Unter und über

Ich fange mit einer guten Nachricht an: Der Stand meines Geschäftskontos beträgt heute rund 16.900 Euro - einfach großartig, ich habe mir den Kontoauszug ausgedruckt. Die schlechte Nachricht lautet, dass eine fehlerhafte Überweisung eines Anzeigenkunden mein Konto drastisch ins Haben trieb: Freiwillig bin ich ehrlich gewesen, habe mein Konto zurück ins Minus und den Betrag an an Absender geschickt. Schade. Für ein paar Sekunden war alles wundervoll und prächtig, deshalb machte das Ausdrucken des Kontoauszuges aus auch Sinn: Wenn ich mal wieder vollkommen am Boden bin, dann werde ich meine Augen auf das Stück Papier bannen und mir vornehmen, dass ich dort hin will. Schließlich war ich schon einmal dort - wie auch immer. Fast 17000 Euro im Plus. Unglaublich. Mist, das sah wirklich gut aus und ich kann mir nun vorstellen, wie sich Wüstenwanderer fühlen, die einen Fata Morgana sehen und ihren Irrtum erkennen. Macht ja nichts.

Puh. Schlecht ist mir auch noch: Ich habe mich an Karamel-Schokolade bereichert.

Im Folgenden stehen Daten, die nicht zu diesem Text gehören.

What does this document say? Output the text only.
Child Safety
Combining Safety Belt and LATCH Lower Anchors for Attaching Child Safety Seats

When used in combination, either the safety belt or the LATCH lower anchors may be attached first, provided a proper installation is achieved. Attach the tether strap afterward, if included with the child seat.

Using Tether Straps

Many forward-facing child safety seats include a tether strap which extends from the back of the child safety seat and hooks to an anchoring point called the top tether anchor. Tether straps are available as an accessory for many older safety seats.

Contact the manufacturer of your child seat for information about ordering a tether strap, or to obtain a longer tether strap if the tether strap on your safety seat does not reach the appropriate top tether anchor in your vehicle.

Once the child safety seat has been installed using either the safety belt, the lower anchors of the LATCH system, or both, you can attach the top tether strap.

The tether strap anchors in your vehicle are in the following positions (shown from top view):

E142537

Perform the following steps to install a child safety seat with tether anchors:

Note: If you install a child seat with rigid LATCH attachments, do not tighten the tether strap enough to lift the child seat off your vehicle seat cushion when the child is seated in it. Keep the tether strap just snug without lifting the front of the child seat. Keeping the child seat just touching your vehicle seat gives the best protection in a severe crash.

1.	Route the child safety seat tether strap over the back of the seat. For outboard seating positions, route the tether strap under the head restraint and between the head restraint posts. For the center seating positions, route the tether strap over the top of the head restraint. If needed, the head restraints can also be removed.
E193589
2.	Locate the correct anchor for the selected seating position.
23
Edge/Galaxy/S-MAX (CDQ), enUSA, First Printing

Nein, nicht mich selbst, sondern meinen Verdauungstrakt. Ein absolut unsinniges Unterfangen, das nun Übelkeit nach sich zieht. Unsinnig war das Unterfangen deswegen, weil ich mal wieder maßlos war. Das sollte ich unterlassen. Oder ich überlasse es anderen. Überall und überirdisch. Unterirdisch ginge auch, aber das wäre überhaupt nicht nach meinem Geschmack. Gusto könnte ich es auch nennen, aber das klänge mir dann überkandidelt. Oder ich hielte mich für unterbelichtet, weil ich unter all den Worten kein überaus passenderes finden kann, als jenes. Aber das habe ich jetzt überhört. Oder ich unterminiere mich mal selbst. Ach, das macht Spaß, so kann ich auch den Untergrund verlassen und mich selbst überfliegen. Oder so. Trotzdem ist mir noch schlecht und Kopfschmerzen habe ich auch.

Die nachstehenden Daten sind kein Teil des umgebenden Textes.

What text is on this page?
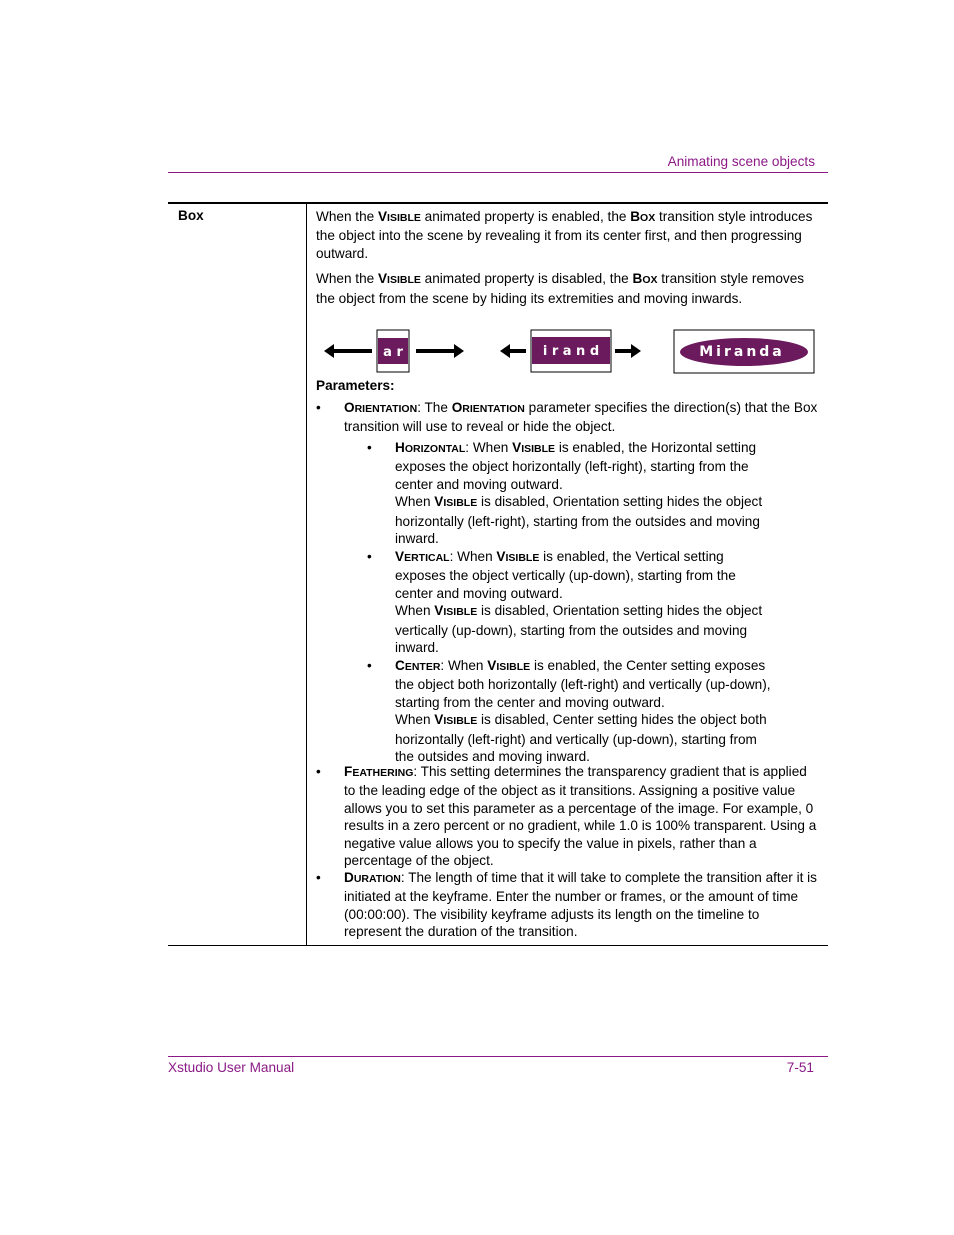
Animating scene objects
Box	When the VISIBLE animated property is enabled, the BOX transition style introduces the object into the scene by revealing it from its center first, and then progressing outward.

When the VISIBLE animated property is disabled, the BOX transition style removes the object from the scene by hiding its extremities and moving inwards.

a r	i r a n d	Miranda
Parameters:
• ORIENTATION: The ORIENTATION parameter specifies the direction(s) that the Box transition will use to reveal or hide the object.
• HORIZONTAL: When VISIBLE is enabled, the Horizontal setting exposes the object horizontally (left-right), starting from the center and moving outward.
When VISIBLE is disabled, Orientation setting hides the object horizontally (left-right), starting from the outsides and moving inward.
• VERTICAL: When VISIBLE is enabled, the Vertical setting exposes the object vertically (up-down), starting from the center and moving outward.
When VISIBLE is disabled, Orientation setting hides the object vertically (up-down), starting from the outsides and moving inward.
• CENTER: When VISIBLE is enabled, the Center setting exposes the object both horizontally (left-right) and vertically (up-down), starting from the center and moving outward.
When VISIBLE is disabled, Center setting hides the object both horizontally (left-right) and vertically (up-down), starting from the outsides and moving inward.
• FEATHERING: This setting determines the transparency gradient that is applied to the leading edge of the object as it transitions. Assigning a positive value allows you to set this parameter as a percentage of the image. For example, 0 results in a zero percent or no gradient, while 1.0 is 100% transparent. Using a negative value allows you to specify the value in pixels, rather than a percentage of the object.
• DURATION: The length of time that it will take to complete the transition after it is initiated at the keyframe. Enter the number or frames, or the amount of time (00:00:00). The visibility keyframe adjusts its length on the timeline to represent the duration of the transition.
Xstudio User Manual	7-51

Ich kämpfe weiter, auch wenn ich mir immer noch nicht sicher bin, ob es auch Sinn macht. Zwar höre ich von allen Seiten, wie großartig meine Zeitung ist, aber die wenigsten scheinen das auch wirklich zu glauben - oder wollen dafür bezahlen. Zu allem Unbill kommen auch noch die Menschen, die sich zwar anmelden aber dann nicht bezahlen und auf meinem Konto kleine Bomben zünden. Das ist ärgerlich. Ach, ich soll mich nicht so anstellen, sagt mein zweites Ich. Ja, sehr witzig: Sicher klingt das alles ein wenig dramatisch, aber dabei untertreibe ich sogar noch. Pu. Das ist alles anstrengend. Sehr anstrengend. Und ich bin müde. Und genervt. Und die Sonne geht unter. Die ist bestimmt auch überanstrengt. Oder unterfordert. Ich will Ruhe. Nur ein paar Tage Ruhe. Ein paar Tage. Ach.

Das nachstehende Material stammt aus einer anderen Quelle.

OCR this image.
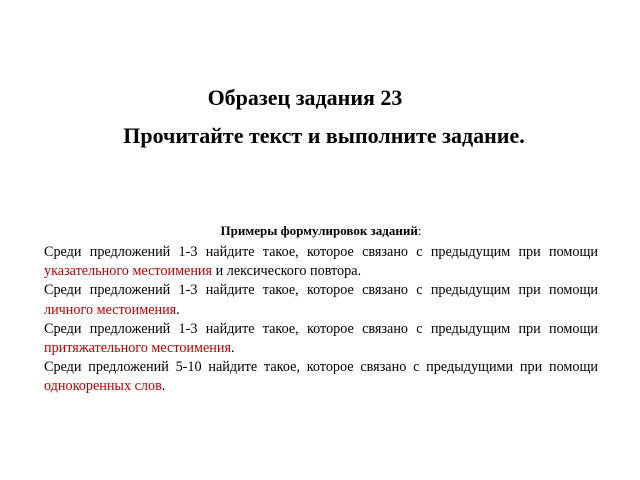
Образец задания 23
Прочитайте текст и выполните задание.

Примеры формулировок заданий:

Среди предложений 1-3 найдите такое, которое связано с предыдущим при помощи указательного местоимения и лексического повтора.

Среди предложений 1-3 найдите такое, которое связано с предыдущим при помощи личного местоимения.

Среди предложений 1-3 найдите такое, которое связано с предыдущим при помощи притяжательного местоимения.

Среди предложений 5-10 найдите такое, которое связано с предыдущими при помощи однокоренных слов.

So. Ich ordne jetzt meinen Kopf. Vorher gibt es noch Grüße. An alle Geburtstagskinder. Kinder. Ja. Und an die Sonne dahinten. An AltA mit dem Blick auf Donnerstag und an meine Neurodermitis: Nicht schön, ich wieder zu sehen. An B., weil es ohne gar nicht geht. Oder nur manchmal. An meine Mutter und an die "Ripper Thames" - aber die wissen gar nicht, dass es sie gibt. Wer meine Kopfschmerzen haben möchte, schickt mir einen frankierten Rückumschlag: Ich antworte umgehend.